School buildings are preferred by armed groups for use as bases or barracks as they are typically the most solid structures in town.
But according to Aboubacry Tall, the interim representative for UNICEF in the CAR, this basically means the whole country is running at a sub-optimal level.
“When children cannot go to school, they end up in the streets and they become vulnerable to all kinds of things, including being recruited into and pressed into service by the armed groups.... What it means is we are basically building the kind of citizen that we would not want to run into in a dark corner on a street somewhere,” said Tall.
Lawlessness in rural areas
CAR government forces maintain little control outside the capital Bangui. In the countryside, Christian and Muslim armed militias fight between themselves for mineral resources and trade routes. Bandits and other forces like the Lord’s Resistance Army also take advantage of the poor security situation.
Human Rights Watch researcher Lewis Mudge traveled throughout the CAR in November 2016 and January 2017 investigating access to schools.
Mudge found even if the fighters were just outside the school, the students still could not, or would not, attend. Some children would have to pass by militia members who killed members of their family.

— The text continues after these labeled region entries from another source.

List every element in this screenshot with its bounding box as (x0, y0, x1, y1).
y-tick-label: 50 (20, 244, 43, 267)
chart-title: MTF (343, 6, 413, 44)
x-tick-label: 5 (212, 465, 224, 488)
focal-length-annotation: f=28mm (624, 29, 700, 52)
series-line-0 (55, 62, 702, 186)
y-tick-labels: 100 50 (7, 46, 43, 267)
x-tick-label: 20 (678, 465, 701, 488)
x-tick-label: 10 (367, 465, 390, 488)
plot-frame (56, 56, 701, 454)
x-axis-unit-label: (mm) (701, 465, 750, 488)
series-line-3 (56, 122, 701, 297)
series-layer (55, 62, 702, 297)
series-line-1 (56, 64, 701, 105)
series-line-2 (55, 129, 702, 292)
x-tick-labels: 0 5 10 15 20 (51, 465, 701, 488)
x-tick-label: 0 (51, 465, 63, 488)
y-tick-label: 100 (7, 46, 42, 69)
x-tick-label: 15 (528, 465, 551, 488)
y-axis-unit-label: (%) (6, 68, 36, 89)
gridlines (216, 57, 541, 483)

“We found just scores of children who spoke about how this had reduced self-worth, how they felt like they had no future, how they used to have big dreams and do not anymore,” Mudge said.

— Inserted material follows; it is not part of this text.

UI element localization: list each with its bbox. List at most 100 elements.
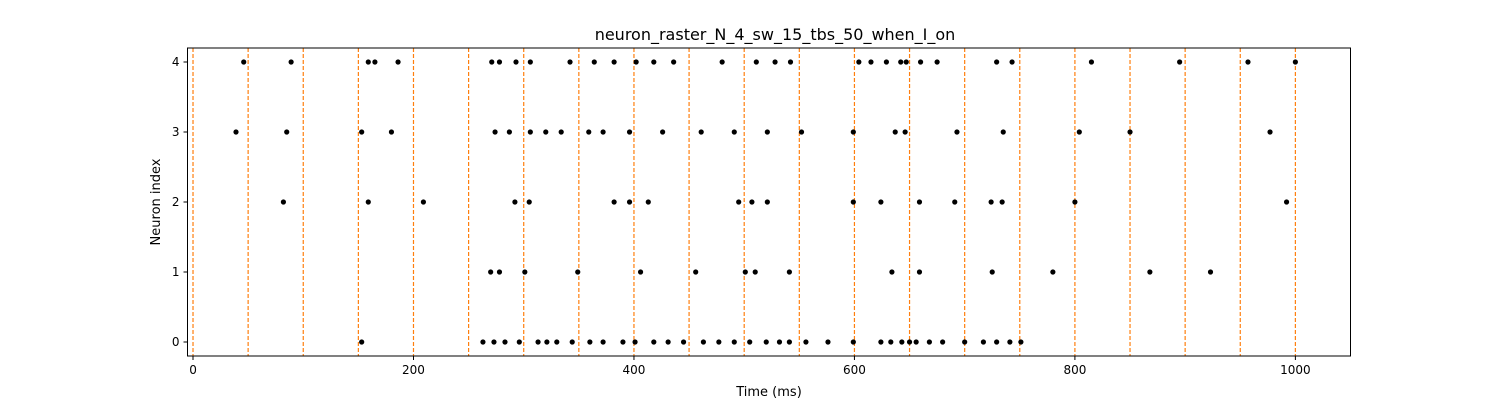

The Saint Francois public primary school in Bangui was occupied by anti-Balaka militia in December 2013. They used it as a barracks, said school director Edouard Pere.
He said they destroyed all the material. They broke the students’ desks. Students have to sit on the ground. They destroyed the library. They took all the books. They left the school in a very bad state.
Pere said the militia was also recruiting children into their ranks and giving them weapons. The militia left the school in late 2015. After rehabilitation funded by the government and UNICEF, the school reopened in February 2016 with about 2,500 students now back in class.
But it is a different story outside the capital, said Eugenne-Lucienne Ngbondo, a senior official at the Ministry of Education.
She said there are schools that do not work at the moment, but the government is working to liberate the schools.
The Ministry of Education negotiates with armed groups, sometimes using U.N. peacekeepers as mediators, to try to get the rebels to leave the schools.
Mudge said the number of occupied schools has decreased thanks in part to an initiative started last year by the U.N. mission, MINUSCA.